Per oltre un secolo, c'è stato un notevole interesse per gli effetti del condizionamento atletico sul sistema cardiovascolare. L'avvento dell'ecocardiografia, risalente a più di 30 anni fa, ha fornito una valutazione quantitativa e non invasiva del rimodellamento cardiaco associato all’allenamento costante e, di conseguenza, una grossa parte della letteratura scientifica si è concentrata sulla varietà di alterazioni conosciute come "cuore d'atleta".
I primi resoconti che descrivono l’ampliamento cardiaco negli atleti risalgono alla fine del 1890. In Europa, il medico svedese Henschen utilizzò, tecniche oggi rudimentali, ma efficaci, come l’auscultazione e la percussione, per dimostrare l’aumento delle dimensioni cardiache in atleti fondisti. Osservazioni simili sono state fatte, nello stesso anno, da Eugene Tesoro sul team di vogatori della Harvard University.
All'inizio del 1900, Paul Dudley Bianco ha studiato la frequenza del polso radiale su un campione tra i concorrenti della Maratona di Boston, ed è stato il primo a segnalare una spiccata bradicardia sinusale a riposo nei maratoneti. Le radiografie toraciche confermarono i risultati dell'esame fisico di Darling e Henschen mostrando un allargamento cardiaco globale negli atleti. Lo sviluppo successivo dell’ ECG favorì una rapida diffusione dello studio sull'attività elettrica nel cuore degli atleti. Furono così riscontrati, in soggetti sani allenati, variazioni morfologiche come l’ipertrofia cardiaca e variazioni funzionali come bradiaritmie e tachiartimie. Recentemente, lo sviluppo e la rapida diffusione dell’ecocardiografia bi-dimensionale e volumetrica e della risonanza magnetica con descrizioni di allargamento della camera ventricolare, ipertrofia miocardica e dilatazione atriale hanno portato ad ulteriori progressi nella conoscenza del cuore d’atleta oltre a chiarirne importanti adattamenti funzionali.
Il rimodellamento cardiaco è spesso associato ad uno stato patologico, ma nel caso del cuore d’atleta questo rimodellamento viene considerato un adattamento fisiologico.
C’è stata una lunga diatriba sul fatto che gli adattamenti cardiaci siano davvero fisiologici oppure, a lungo andare possono portare a patologie irreversibili come l’insufficienza cardiaca, aritmie o anche a morte cardiaca improvvisa. Uno studio condotto a livello mondiale su un campione di 114 atleti olimpionici, che avevano l’attività agonistica per un periodo variabile dai 4 ai 17 anni, ha rilevato che l’ipertrofia ventricolare sinistra, in assenza di esercizio fisico eccessivo, regredisce spontaneamente, dimostrando che tale adattamento è di tipo fisiologico e benigno.
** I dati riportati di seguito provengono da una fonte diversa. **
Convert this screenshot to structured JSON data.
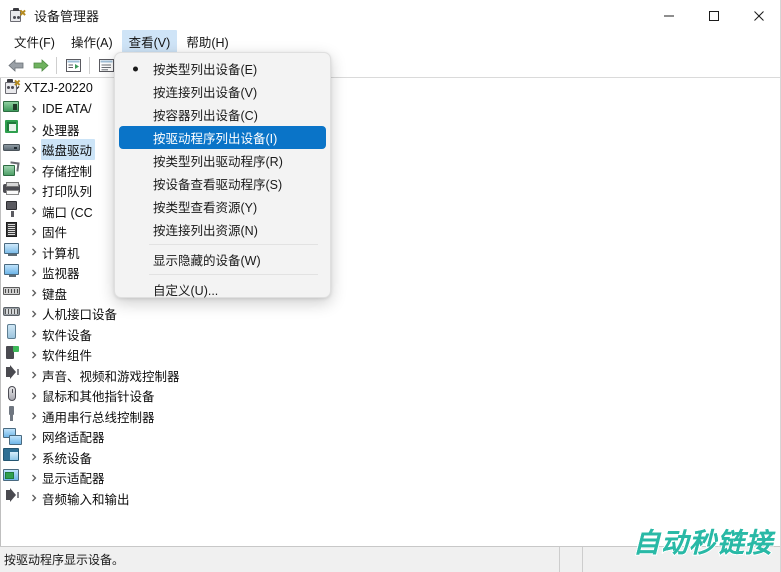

Ok...mi sono fatta prendere la mano...
Volevo fare la sborona e far vedere che non ho studiato allUniveristà della Fuffa... Ora lo traduco per farlo capire pure a mi nonna 'n cariola: negli atleti si verifica un allargamento ed un ispessimento del ventricolo sinistro. Questo "rimodellamento cardiaco" non è patologico (non è una malattia) e regredisce spontaneamente nel momento in cui cessa l'allenamento intensivo.